The artist is inspired by a specific woman, called his “muse”. The narrator offers to the reader a biased picture of Mrs. Anerton, indeed, she is seen as a goddess, because of the inspiration she arose in her poet Rendle, and in other men. The sentence “ […] on the altar of her insatiable divinity” shows that. There is the lexical field of the divinity “altar” “divinity” “veneration” “sanctuary”. She allows the creation. “Silvia had herself created the Sonnets to Silvia”; she is like a demiurge, a divinity; she spreads an aura that arouses the inspiration.

By being abstract, this notion of inspiration needs concrete images to be stated and that is why the narrator uses numerous comparisons. Above all, we can quote two comparisons between inspiration and other concrete elements.

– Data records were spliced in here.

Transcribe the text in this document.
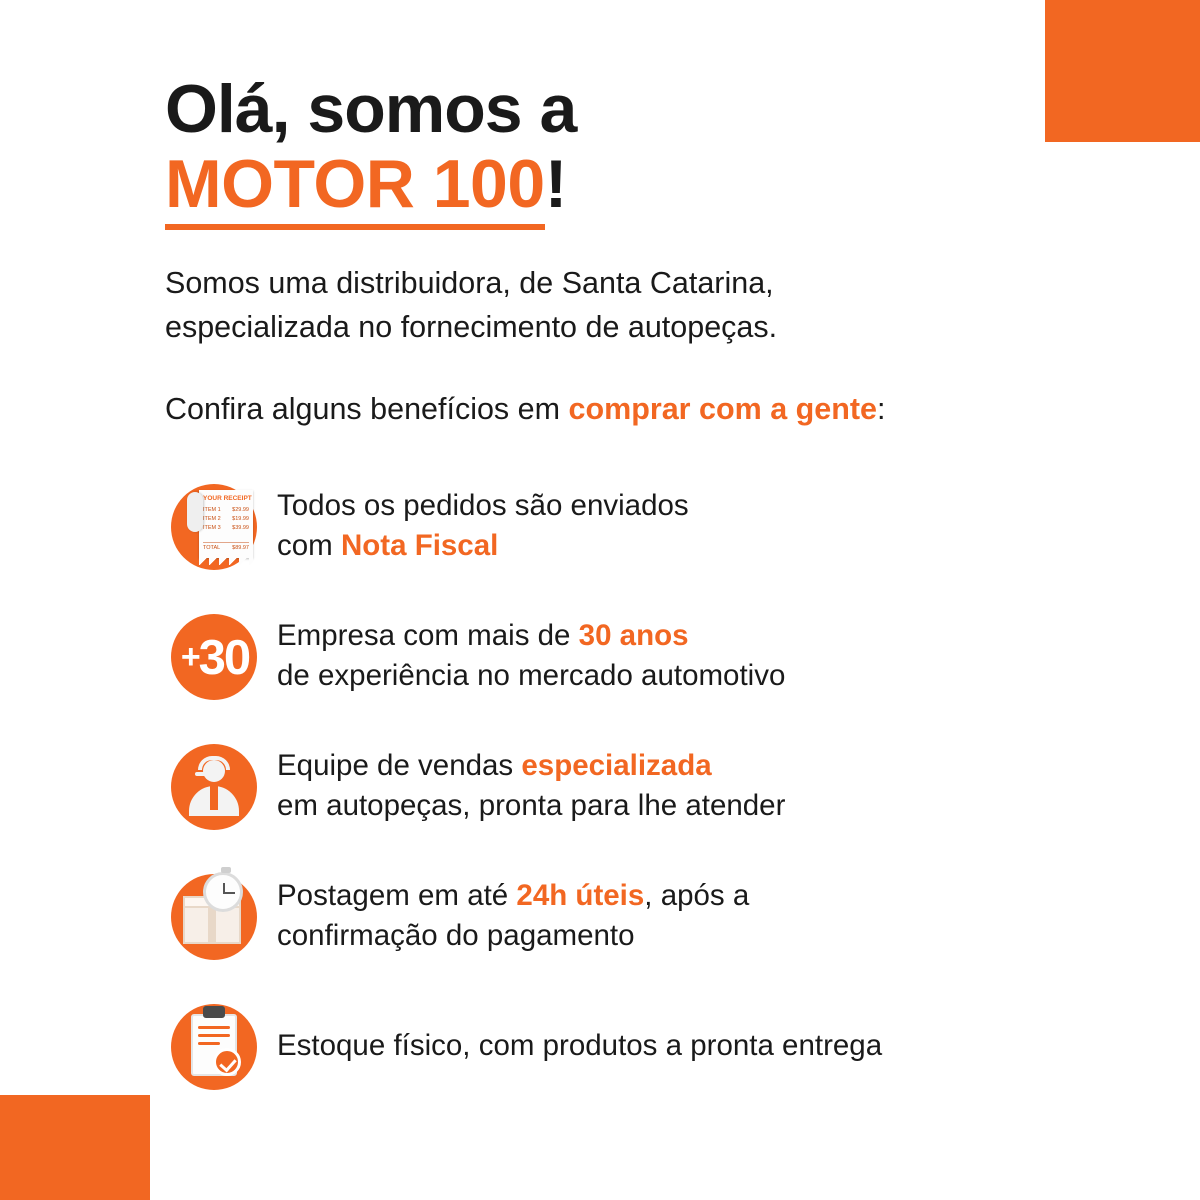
Olá, somos a
MOTOR 100!

Somos uma distribuidora, de Santa Catarina,
especializada no fornecimento de autopeças.

Confira alguns benefícios em comprar com a gente:

YOUR RECEIPT
ITEM 1 $29.99
ITEM 2 $19.99
ITEM 3 $39.99
TOTAL $89.97
Todos os pedidos são enviados
com Nota Fiscal
+30 Empresa com mais de 30 anos
de experiência no mercado automotivo
Equipe de vendas especializada
em autopeças, pronta para lhe atender
Postagem em até 24h úteis, após a
confirmação do pagamento
Estoque físico, com produtos a pronta entrega
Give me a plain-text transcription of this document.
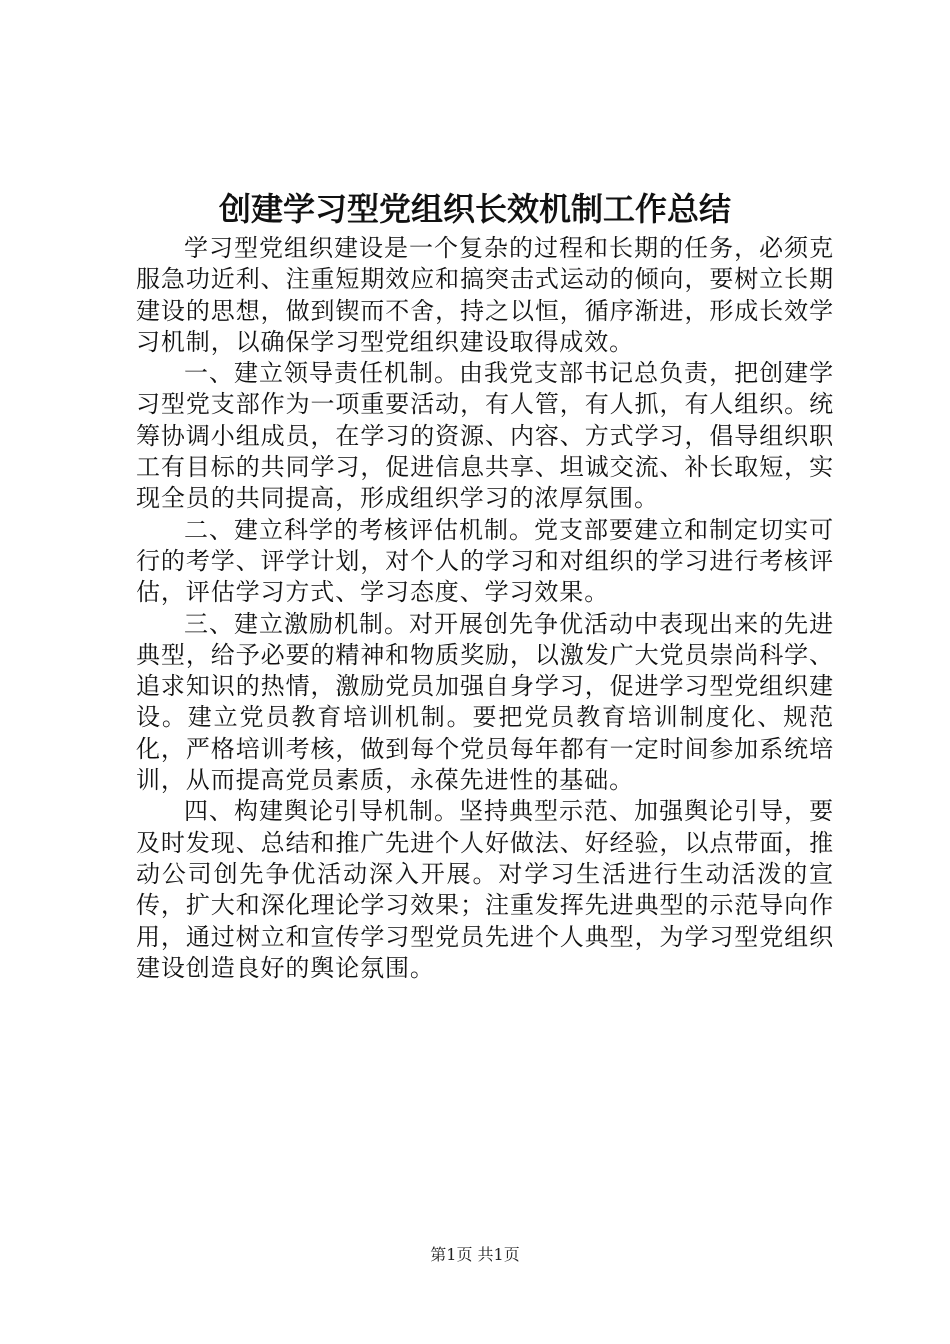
创建学习型党组织长效机制工作总结

学习型党组织建设是一个复杂的过程和长期的任务，必须克服急功近利、注重短期效应和搞突击式运动的倾向，要树立长期建设的思想，做到锲而不舍，持之以恒，循序渐进，形成长效学习机制，以确保学习型党组织建设取得成效。

一、建立领导责任机制。由我党支部书记总负责，把创建学习型党支部作为一项重要活动，有人管，有人抓，有人组织。统筹协调小组成员，在学习的资源、内容、方式学习，倡导组织职工有目标的共同学习，促进信息共享、坦诚交流、补长取短，实现全员的共同提高，形成组织学习的浓厚氛围。

二、建立科学的考核评估机制。党支部要建立和制定切实可行的考学、评学计划，对个人的学习和对组织的学习进行考核评估，评估学习方式、学习态度、学习效果。

三、建立激励机制。对开展创先争优活动中表现出来的先进典型，给予必要的精神和物质奖励，以激发广大党员崇尚科学、追求知识的热情，激励党员加强自身学习，促进学习型党组织建设。建立党员教育培训机制。要把党员教育培训制度化、规范化，严格培训考核，做到每个党员每年都有一定时间参加系统培训，从而提高党员素质，永葆先进性的基础。

四、构建舆论引导机制。坚持典型示范、加强舆论引导，要及时发现、总结和推广先进个人好做法、好经验，以点带面，推动公司创先争优活动深入开展。对学习生活进行生动活泼的宣传，扩大和深化理论学习效果；注重发挥先进典型的示范导向作用，通过树立和宣传学习型党员先进个人典型，为学习型党组织建设创造良好的舆论氛围。

第1页 共1页
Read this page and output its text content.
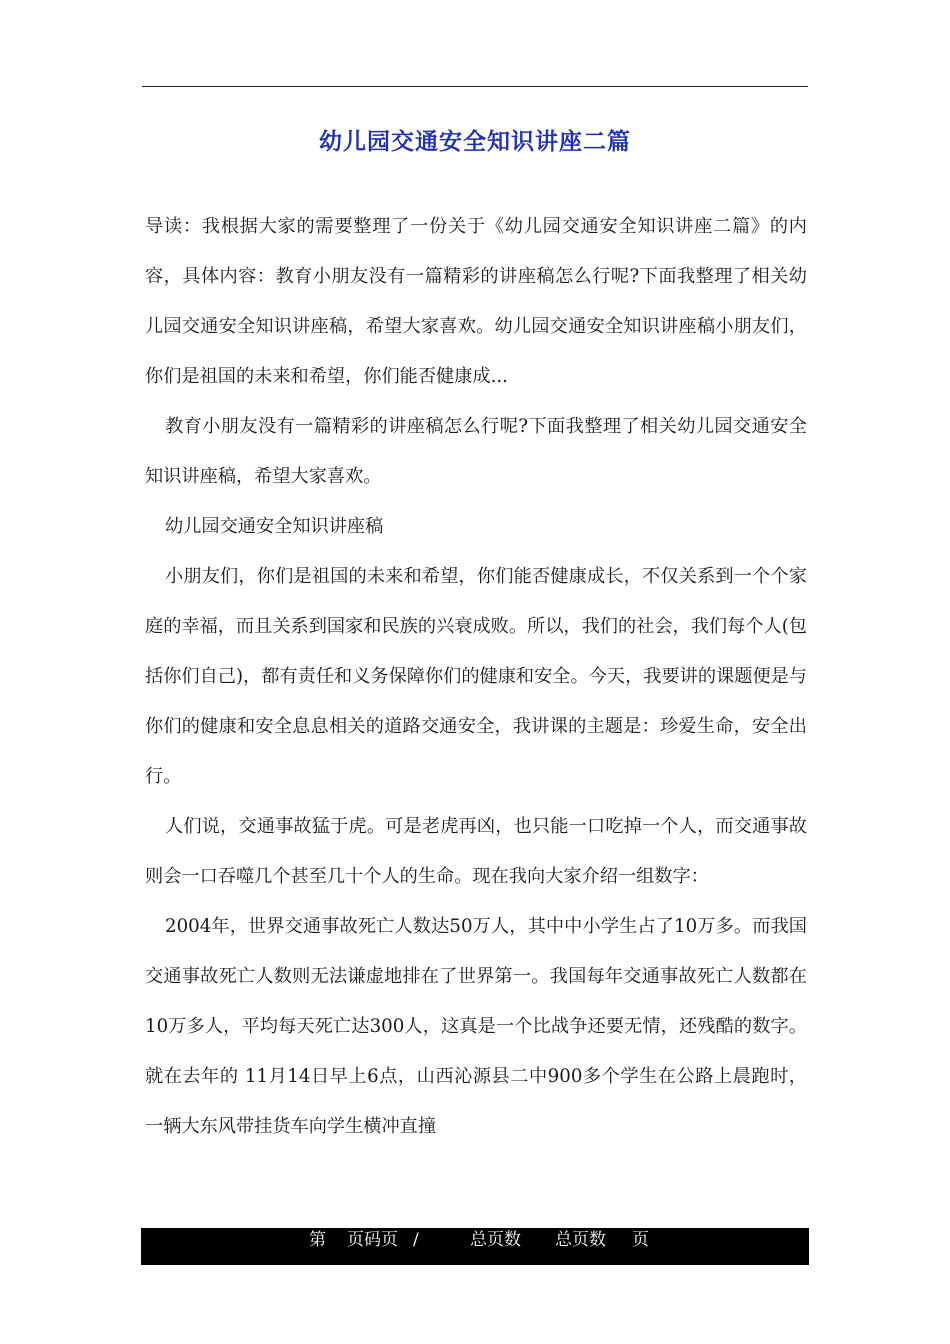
幼儿园交通安全知识讲座二篇

导读：我根据大家的需要整理了一份关于《幼儿园交通安全知识讲座二篇》的内容，具体内容：教育小朋友没有一篇精彩的讲座稿怎么行呢?下面我整理了相关幼儿园交通安全知识讲座稿，希望大家喜欢。幼儿园交通安全知识讲座稿小朋友们，你们是祖国的未来和希望，你们能否健康成...

教育小朋友没有一篇精彩的讲座稿怎么行呢?下面我整理了相关幼儿园交通安全知识讲座稿，希望大家喜欢。

幼儿园交通安全知识讲座稿

小朋友们，你们是祖国的未来和希望，你们能否健康成长，不仅关系到一个个家庭的幸福，而且关系到国家和民族的兴衰成败。所以，我们的社会，我们每个人(包括你们自己)，都有责任和义务保障你们的健康和安全。今天，我要讲的课题便是与你们的健康和安全息息相关的道路交通安全，我讲课的主题是：珍爱生命，安全出行。

人们说，交通事故猛于虎。可是老虎再凶，也只能一口吃掉一个人，而交通事故则会一口吞噬几个甚至几十个人的生命。现在我向大家介绍一组数字：

2004年，世界交通事故死亡人数达50万人，其中中小学生占了10万多。而我国交通事故死亡人数则无法谦虚地排在了世界第一。我国每年交通事故死亡人数都在10万多人，平均每天死亡达300人，这真是一个比战争还要无情，还残酷的数字。就在去年的 11月14日早上6点，山西沁源县二中900多个学生在公路上晨跑时，一辆大东风带挂货车向学生横冲直撞

第 页码页 /	总页数 总页数 页
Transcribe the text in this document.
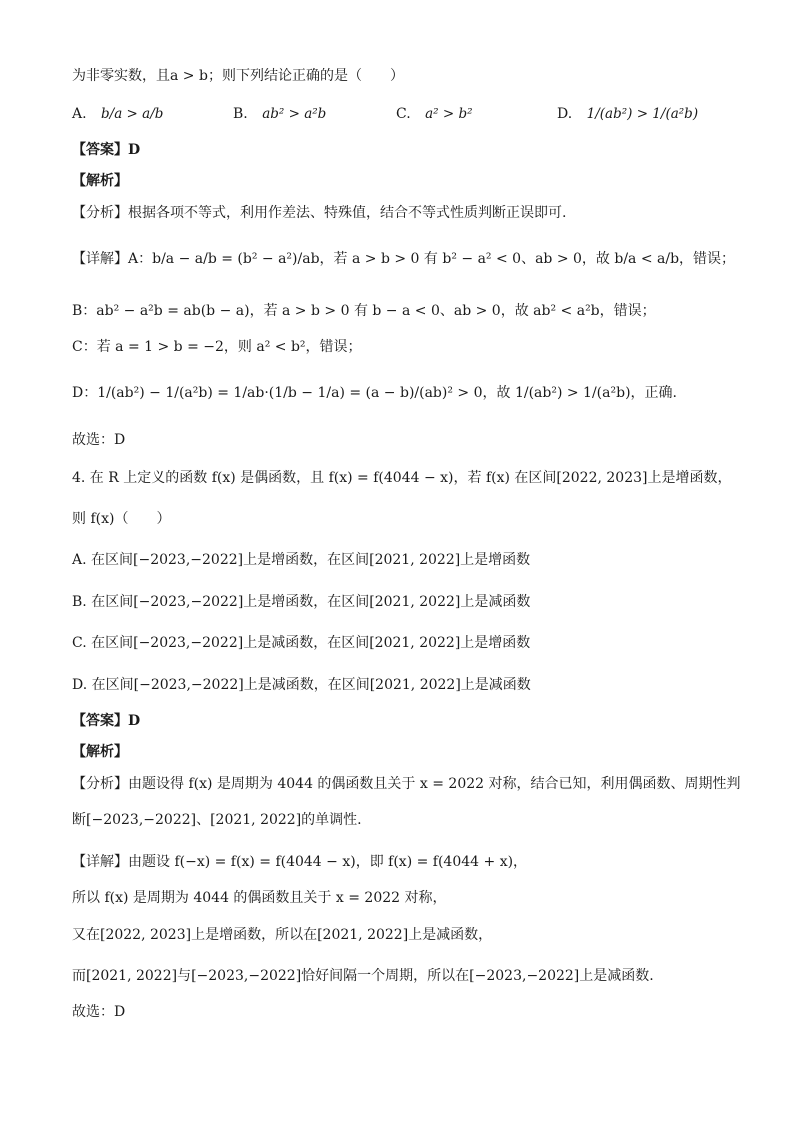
为非零实数，且a > b；则下列结论正确的是（　　）
A. b/a > a/b	B. ab² > a²b	C. a² > b²	D. 1/(ab²) > 1/(a²b)
【答案】D
【解析】
【分析】根据各项不等式，利用作差法、特殊值，结合不等式性质判断正误即可.
【详解】A：b/a − a/b = (b² − a²)/ab，若 a > b > 0 有 b² − a² < 0、ab > 0，故 b/a < a/b，错误；
B：ab² − a²b = ab(b − a)，若 a > b > 0 有 b − a < 0、ab > 0，故 ab² < a²b，错误；
C：若 a = 1 > b = −2，则 a² < b²，错误；
D：1/(ab²) − 1/(a²b) = 1/ab·(1/b − 1/a) = (a − b)/(ab)² > 0，故 1/(ab²) > 1/(a²b)，正确.
故选：D
4. 在 R 上定义的函数 f(x) 是偶函数，且 f(x) = f(4044 − x)，若 f(x) 在区间[2022, 2023]上是增函数，
则 f(x)（　　）
A. 在区间[−2023,−2022]上是增函数，在区间[2021, 2022]上是增函数
B. 在区间[−2023,−2022]上是增函数，在区间[2021, 2022]上是减函数
C. 在区间[−2023,−2022]上是减函数，在区间[2021, 2022]上是增函数
D. 在区间[−2023,−2022]上是减函数，在区间[2021, 2022]上是减函数
【答案】D
【解析】
【分析】由题设得 f(x) 是周期为 4044 的偶函数且关于 x = 2022 对称，结合已知，利用偶函数、周期性判
断[−2023,−2022]、[2021, 2022]的单调性.
【详解】由题设 f(−x) = f(x) = f(4044 − x)，即 f(x) = f(4044 + x)，
所以 f(x) 是周期为 4044 的偶函数且关于 x = 2022 对称，
又在[2022, 2023]上是增函数，所以在[2021, 2022]上是减函数，
而[2021, 2022]与[−2023,−2022]恰好间隔一个周期，所以在[−2023,−2022]上是减函数.
故选：D
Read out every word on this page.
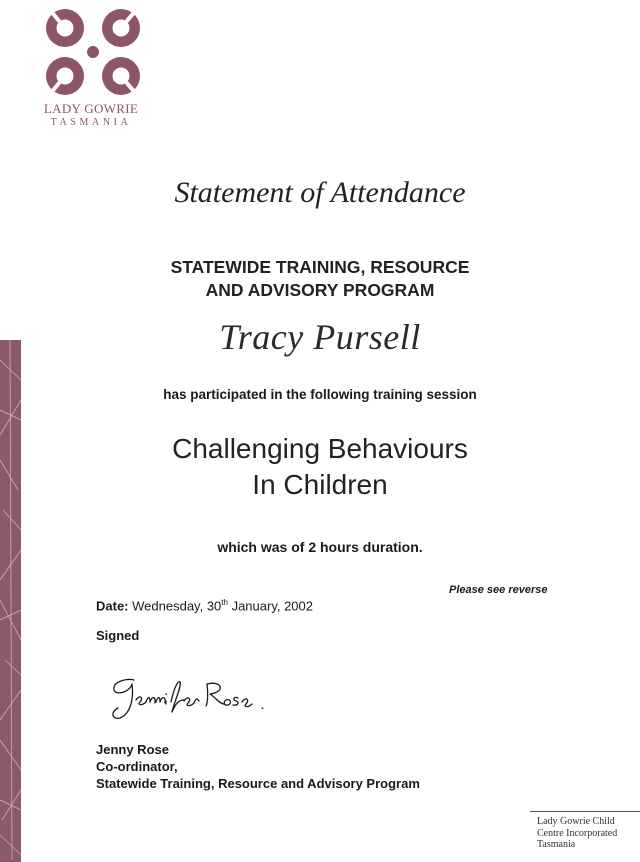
LADY GOWRIE
TASMANIA
Statement of Attendance
STATEWIDE TRAINING, RESOURCE
AND ADVISORY PROGRAM
Tracy Pursell
has participated in the following training session
Challenging Behaviours
In Children
which was of 2 hours duration.
Please see reverse
Date: Wednesday, 30th January, 2002
Signed
Jenny Rose
Co-ordinator,
Statewide Training, Resource and Advisory Program
Lady Gowrie Child
Centre Incorporated
Tasmania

First of all, inspiration is presented through the muse, Mrs. Anerton, like a garden: "Mrs. Anerton's mind was like some fertile garden wherein inevitably, Rendle's imagination had rooted and flowered". This sentence compares Rendle's imagination to a plant that is in need of nutrients, that is to say of inspiration. This vegetable comparison highlights the merging and vital relationship between the poet and his inspiration. The use of the different tenses can be pointed out: the narrator uses the preterit in order to relate Mrs. Anerton's state, it's a passive attitude. On the contrary, Rendle's action is depicted with the past perfect that points up his active attitude: the poet seems to be the main participant.

Secondly, we can note this sentence: "my mind must have been to him (I fancy) like some perfectly tuned instrument on which he was never tired of playing". This comparison draws closer poetry and a second art, music, and it throws light on the musical and melodic aspect of poetry. The union between Mrs. Anerton and Rendle is almost not human but perfect, but also the syntactic place of the two characters in the sentence that seem to underline their roles: Mrs Anerton, being a muse and so a source of inspiration, is always at the beginning because inspiration arrives before the work of the poet, and Rendle is at the end of the sentence or just after Mrs. Anerton's name because he acts after the birth of inspiration, his action is posterior to Anerton's.

In this text, the role of the muse progresses and widens. The common opinion is confronted with Danyers' that changed in the course of the story. Indeed, at the end, the role of the muse is not passive anymore but Danyers claims that “Silvia had herself created the Sonnet to Silvia." Hence, the perception of the role of the muses in inspiration and artistic creation progresses until pointing out the major part that Mrs. Anerton played in Rendle's poetry. The narrator creates a link from inspiration to creation.